Measuring the Success of Bid and Proposal Teams

When measuring a bid team’s success, it is necessary to evaluate their outputs.  This allows a company to judge success, value and possibly return on investment if, for example, training or recruitment is being considered.

Many companies use a simple measure of win rates.  These are clear and definitive, they are easy to monitor, so it makes sense to use them.  Right?

Wrong.

Win rates are affected by a number of factors, several of which are out with the control of the bid team.   These include:

  • Bid strategy
  • Quality of the responses
  • Price
  • Position in the market
  • Market dynamics
  • Competitor’s approach

When entering a new or crowded market, a supplier’s win rates are always going to be lower than when demand outstrips supply.  When the company cannot develop a strong win theme or provide a competitive price, the win rate will suffer.

Having recognised that there are many constituent parts to a successful bid process, the next step is to select those over which the bid team have control and can therefore be held accountable.  These will vary according to the structure of your organisation and levels of responsibilities.

Some ideas and options for bid team measures are discussed below.

Win Rates

Win Rates are still a useful metric and can take the form of “win rate by financial value” (rather than by number of bids), “increasing win rates by x% p.a.” or “win rate on must-win opportunities”.  In the latter example, there is an assumption that the strategic process identifies a sensible and realistic number of opportunities.

Efficiency

Time and resources are limiting factors in many bid processes, so targeting the bid team with improving efficiency may be useful.  This can be quantitative measures such as “number of bookable hours”, “amount of overtime needed” or “amount of re-work required”.  The targets can also be on qualitative areas of efficiency such as “effective file organisation” or “library material created”.

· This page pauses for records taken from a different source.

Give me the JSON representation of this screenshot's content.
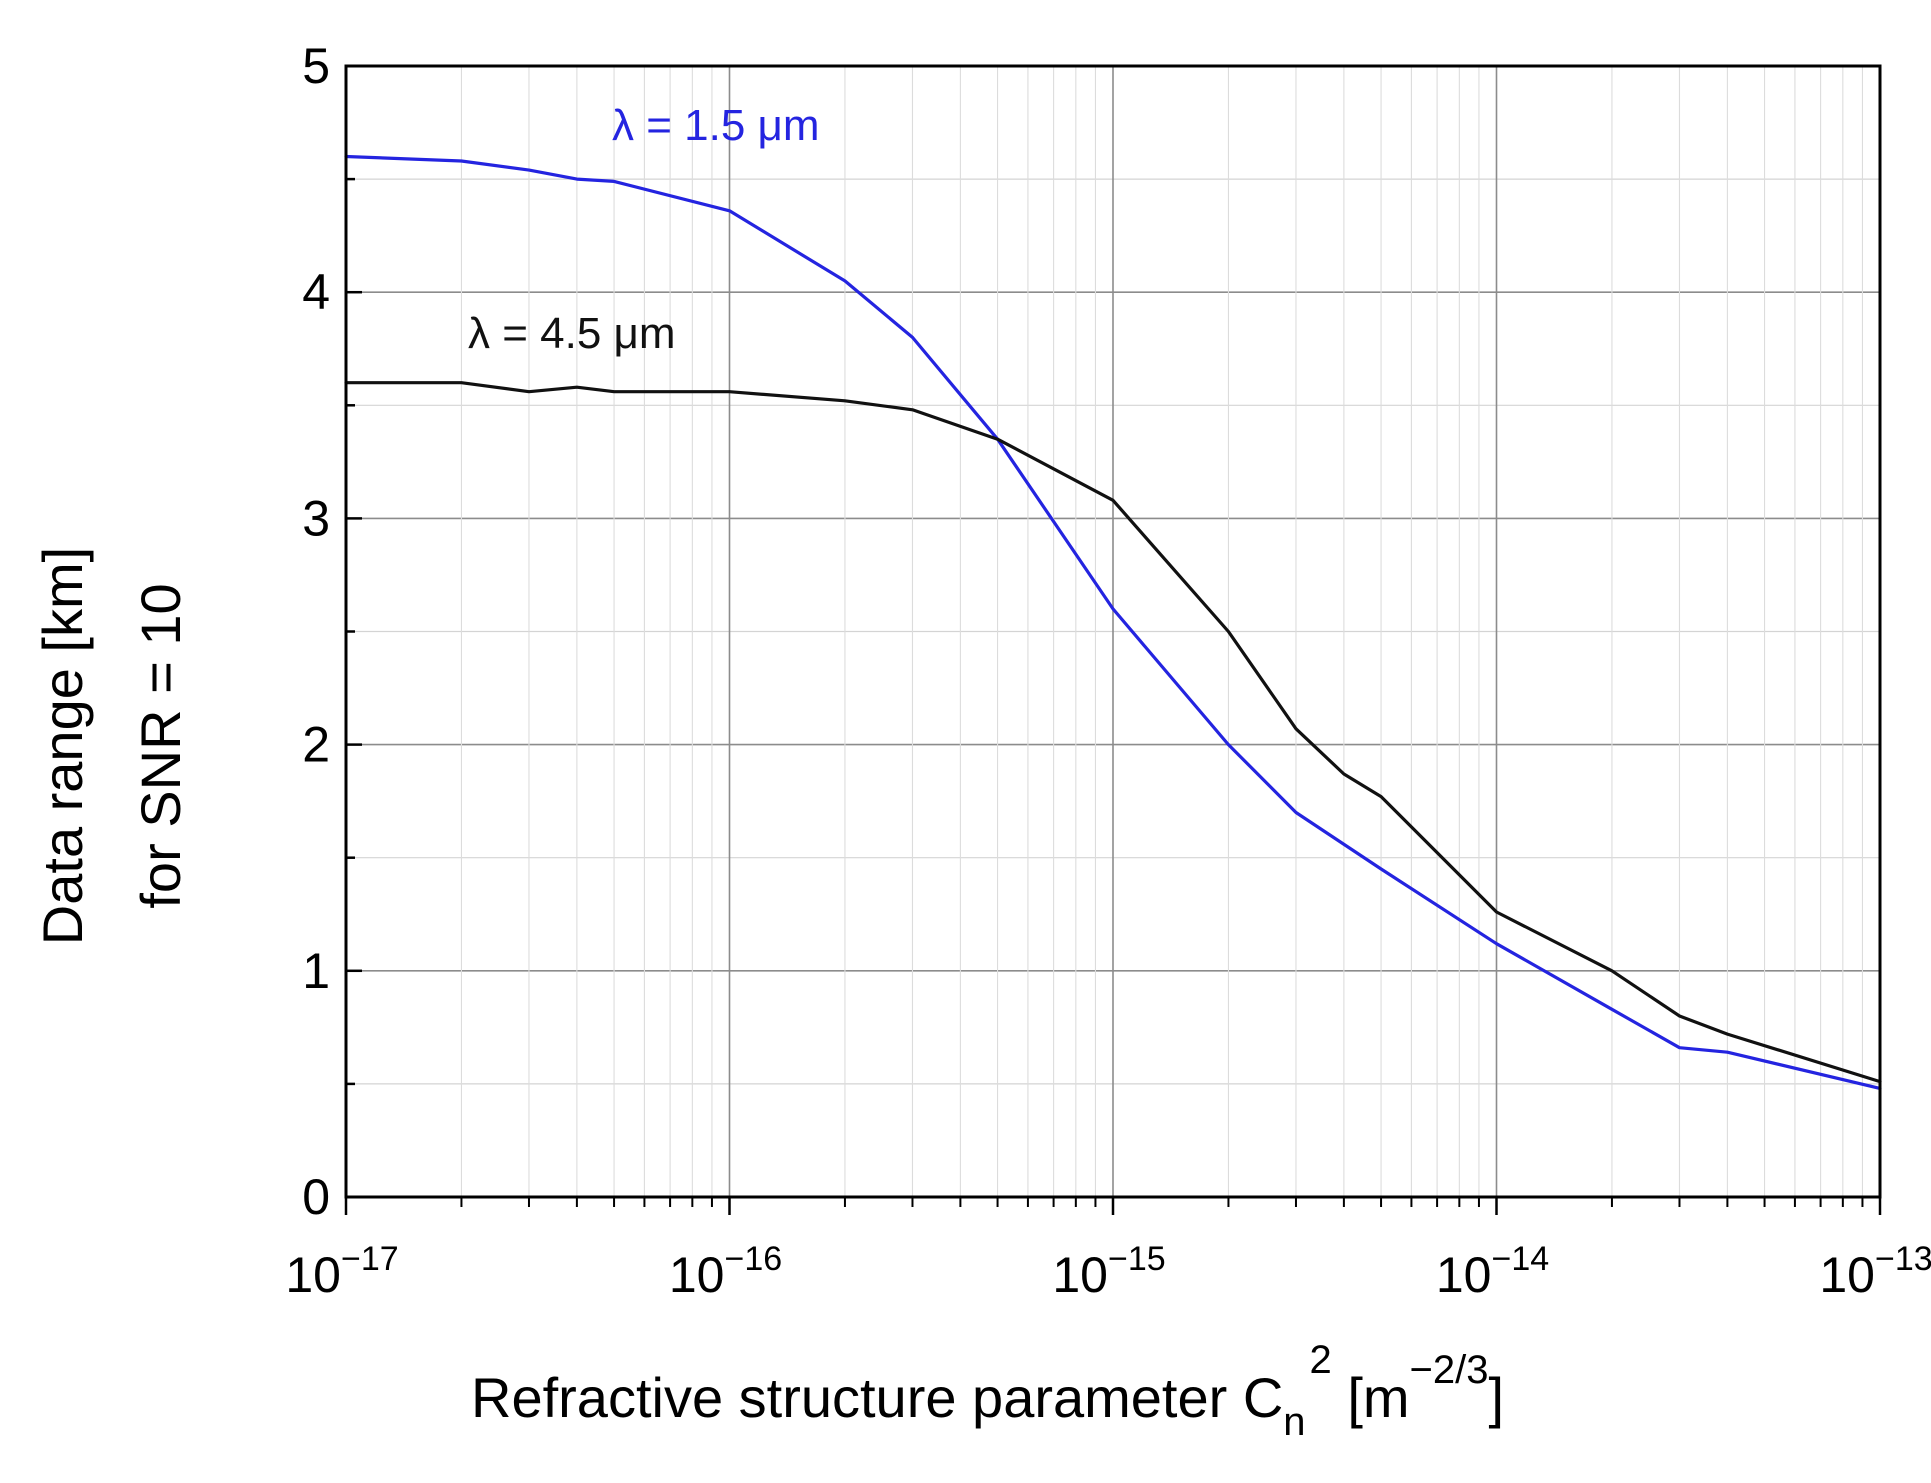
{
  "chart_data": {
    "type": "line",
    "xscale": "log",
    "xlim": [
      1e-17,
      1e-13
    ],
    "ylim": [
      0,
      5
    ],
    "grid": true,
    "xticks": [
      {
        "base": "10",
        "exp": "−17",
        "value": 1e-17
      },
      {
        "base": "10",
        "exp": "−16",
        "value": 1e-16
      },
      {
        "base": "10",
        "exp": "−15",
        "value": 1e-15
      },
      {
        "base": "10",
        "exp": "−14",
        "value": 1e-14
      },
      {
        "base": "10",
        "exp": "−13",
        "value": 1e-13
      }
    ],
    "yticks": [
      "0",
      "1",
      "2",
      "3",
      "4",
      "5"
    ],
    "ylabel": {
      "line1": "Data range [km]",
      "line2": "for SNR = 10"
    },
    "xlabel": {
      "main": "Refractive structure parameter C",
      "sub": "n",
      "sup": "2",
      "unit_open": " [m",
      "unit_sup": "−2/3",
      "unit_close": "]"
    },
    "series": [
      {
        "name": "λ = 1.5 μm",
        "color": "#2424e0",
        "x": [
          1e-17,
          2e-17,
          3e-17,
          4e-17,
          5e-17,
          1e-16,
          2e-16,
          3e-16,
          5e-16,
          1e-15,
          2e-15,
          3e-15,
          5e-15,
          1e-14,
          2e-14,
          3e-14,
          4e-14,
          1e-13
        ],
        "y": [
          4.6,
          4.58,
          4.54,
          4.5,
          4.49,
          4.36,
          4.05,
          3.8,
          3.35,
          2.6,
          2.0,
          1.7,
          1.45,
          1.12,
          0.83,
          0.66,
          0.64,
          0.48
        ]
      },
      {
        "name": "λ = 4.5 μm",
        "color": "#111111",
        "x": [
          1e-17,
          2e-17,
          3e-17,
          4e-17,
          5e-17,
          1e-16,
          2e-16,
          3e-16,
          5e-16,
          1e-15,
          2e-15,
          3e-15,
          4e-15,
          5e-15,
          1e-14,
          2e-14,
          3e-14,
          4e-14,
          1e-13
        ],
        "y": [
          3.6,
          3.6,
          3.56,
          3.58,
          3.56,
          3.56,
          3.52,
          3.48,
          3.35,
          3.08,
          2.5,
          2.07,
          1.87,
          1.77,
          1.26,
          1.0,
          0.8,
          0.72,
          0.51
        ]
      }
    ]
  }
}
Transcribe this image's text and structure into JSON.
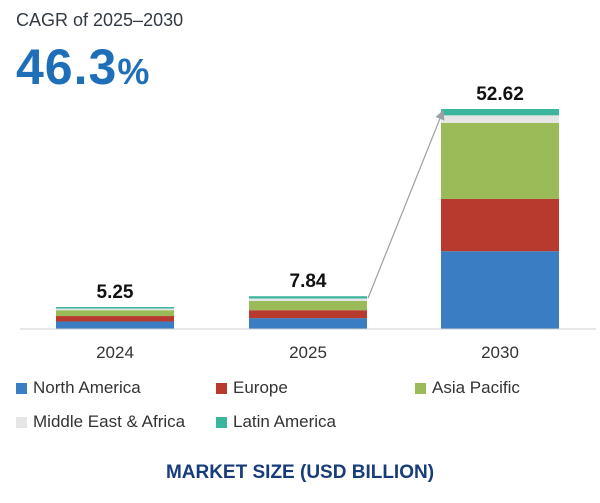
{
  "cagr": {
    "label": "CAGR of 2025–2030",
    "value": "46.3",
    "unit": "%"
  },
  "colors": {
    "North America": "#3a7dc2",
    "Europe": "#b83a2f",
    "Asia Pacific": "#9bbb59",
    "Middle East & Africa": "#e6e6e6",
    "Latin America": "#3bb59c"
  },
  "chart_data": {
    "type": "bar",
    "stacked": true,
    "title": "",
    "xlabel": "MARKET SIZE (USD BILLION)",
    "ylabel": "",
    "categories": [
      "2024",
      "2025",
      "2030"
    ],
    "totals": [
      "5.25",
      "7.84",
      "52.62"
    ],
    "series": [
      {
        "name": "North America",
        "values": [
          1.8,
          2.6,
          18.6
        ]
      },
      {
        "name": "Europe",
        "values": [
          1.3,
          1.9,
          12.5
        ]
      },
      {
        "name": "Asia Pacific",
        "values": [
          1.4,
          2.2,
          18.2
        ]
      },
      {
        "name": "Middle East & Africa",
        "values": [
          0.4,
          0.6,
          1.8
        ]
      },
      {
        "name": "Latin America",
        "values": [
          0.35,
          0.54,
          1.52
        ]
      }
    ],
    "ylim": [
      0,
      55
    ],
    "annotation": "arrow from 2025 bar top to 2030 bar top"
  }
}
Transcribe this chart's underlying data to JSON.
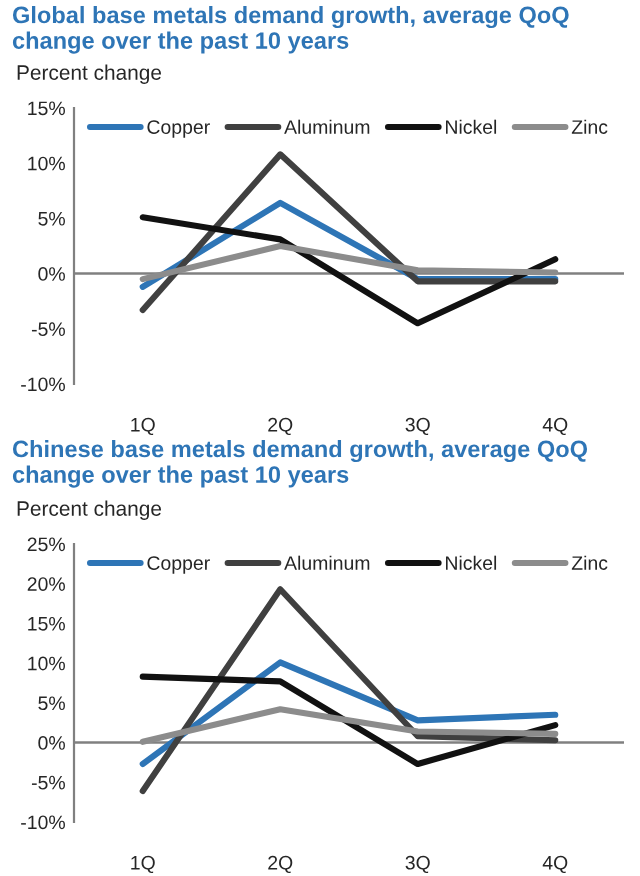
{
  "chart_data": [
    {
      "type": "line",
      "title": "Global base metals demand growth, average QoQ change over the past 10 years",
      "ylabel": "Percent change",
      "categories": [
        "1Q",
        "2Q",
        "3Q",
        "4Q"
      ],
      "series": [
        {
          "name": "Copper",
          "color": "#2e75b6",
          "values": [
            -1.2,
            6.4,
            -0.5,
            -0.5
          ]
        },
        {
          "name": "Aluminum",
          "color": "#404040",
          "values": [
            -3.3,
            10.8,
            -0.7,
            -0.7
          ]
        },
        {
          "name": "Nickel",
          "color": "#111111",
          "values": [
            5.1,
            3.1,
            -4.5,
            1.3
          ]
        },
        {
          "name": "Zinc",
          "color": "#8c8c8c",
          "values": [
            -0.5,
            2.5,
            0.3,
            0.1
          ]
        }
      ],
      "ylim": [
        -10,
        15
      ],
      "yticks": [
        {
          "value": -10,
          "label": "-10%"
        },
        {
          "value": -5,
          "label": "-5%"
        },
        {
          "value": 0,
          "label": "0%"
        },
        {
          "value": 5,
          "label": "5%"
        },
        {
          "value": 10,
          "label": "10%"
        },
        {
          "value": 15,
          "label": "15%"
        }
      ],
      "ref_lines": [
        {
          "axis": "y",
          "value": 0,
          "color": "#808080"
        }
      ],
      "legend": "top",
      "grid": false,
      "marker": "none",
      "line_style": "solid"
    },
    {
      "type": "line",
      "title": "Chinese base metals demand growth, average QoQ change over the past 10 years",
      "ylabel": "Percent change",
      "categories": [
        "1Q",
        "2Q",
        "3Q",
        "4Q"
      ],
      "series": [
        {
          "name": "Copper",
          "color": "#2e75b6",
          "values": [
            -2.7,
            10.1,
            2.8,
            3.5
          ]
        },
        {
          "name": "Aluminum",
          "color": "#404040",
          "values": [
            -6.1,
            19.3,
            0.8,
            0.3
          ]
        },
        {
          "name": "Nickel",
          "color": "#111111",
          "values": [
            8.3,
            7.7,
            -2.7,
            2.2
          ]
        },
        {
          "name": "Zinc",
          "color": "#8c8c8c",
          "values": [
            0.1,
            4.2,
            1.4,
            1.1
          ]
        }
      ],
      "ylim": [
        -10,
        25
      ],
      "yticks": [
        {
          "value": -10,
          "label": "-10%"
        },
        {
          "value": -5,
          "label": "-5%"
        },
        {
          "value": 0,
          "label": "0%"
        },
        {
          "value": 5,
          "label": "5%"
        },
        {
          "value": 10,
          "label": "10%"
        },
        {
          "value": 15,
          "label": "15%"
        },
        {
          "value": 20,
          "label": "20%"
        },
        {
          "value": 25,
          "label": "25%"
        }
      ],
      "ref_lines": [
        {
          "axis": "y",
          "value": 0,
          "color": "#808080"
        }
      ],
      "legend": "top",
      "grid": false,
      "marker": "none",
      "line_style": "solid"
    }
  ]
}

Some companies dovetail bid team targets with those of other staff inputting to responses, for example “number of review iterations required”.

Scoring

If your bids and tenders receive scoring, you may be able to track trends for individual questions.  This will allow you to identify areas that require improvement or need to retain their position, so another measure could be “increase average scores in team structure sections by x%”.  You can also set a zero limit for bids which are eliminated during evaluation due to compliance issues.

Company Goals

Bid and tender teams cannot operate in isolation so ensure their targets are linked to departmental or organisational ones.  As an example, if the company is opening a new service line, the bid team’s targets for this specific service can be set differently to other services lines.    If the company is totally dependent on retaining existing customers, ensure the focus of targets is on re-bids as opposed to new bids.

Exclusions

To use targets and KPIs effectively, it is important that some factors are excluded from the assessment.  These will be the areas over which the team have no control such as bids which are withdrawn by the buyer and non-compliant bids which are submitted in an attempt to open a dialogue with the buyer.

Monitoring the Measures

Measures must be realistic and able to flex if circumstances change.  If bid team personnel change and key experience is lost, the outputs will decrease.  On the other hand, if market conditions change, it may be necessary to increase the targets.

The bid team need appropriate resources and management support to ensure workload is not overwhelming.  Unlike some other jobs where deadlines can be slipped or work elements omitted, bidding requires 100% adherence to timescales and requirements.  As a result, when put under excessive pressure, the only area left to give is quality and that will result in KPI targets not being met.

Measurement is an on-going process which needs to be transparent and open to all.  If it is going to result in accurate measures, the process must be fair and the inputs must be visible and agreed.  Quantitative measures are unlikely to be disputed if they have been set up properly.  Qualitative measures can also work well if guidance for completion is given.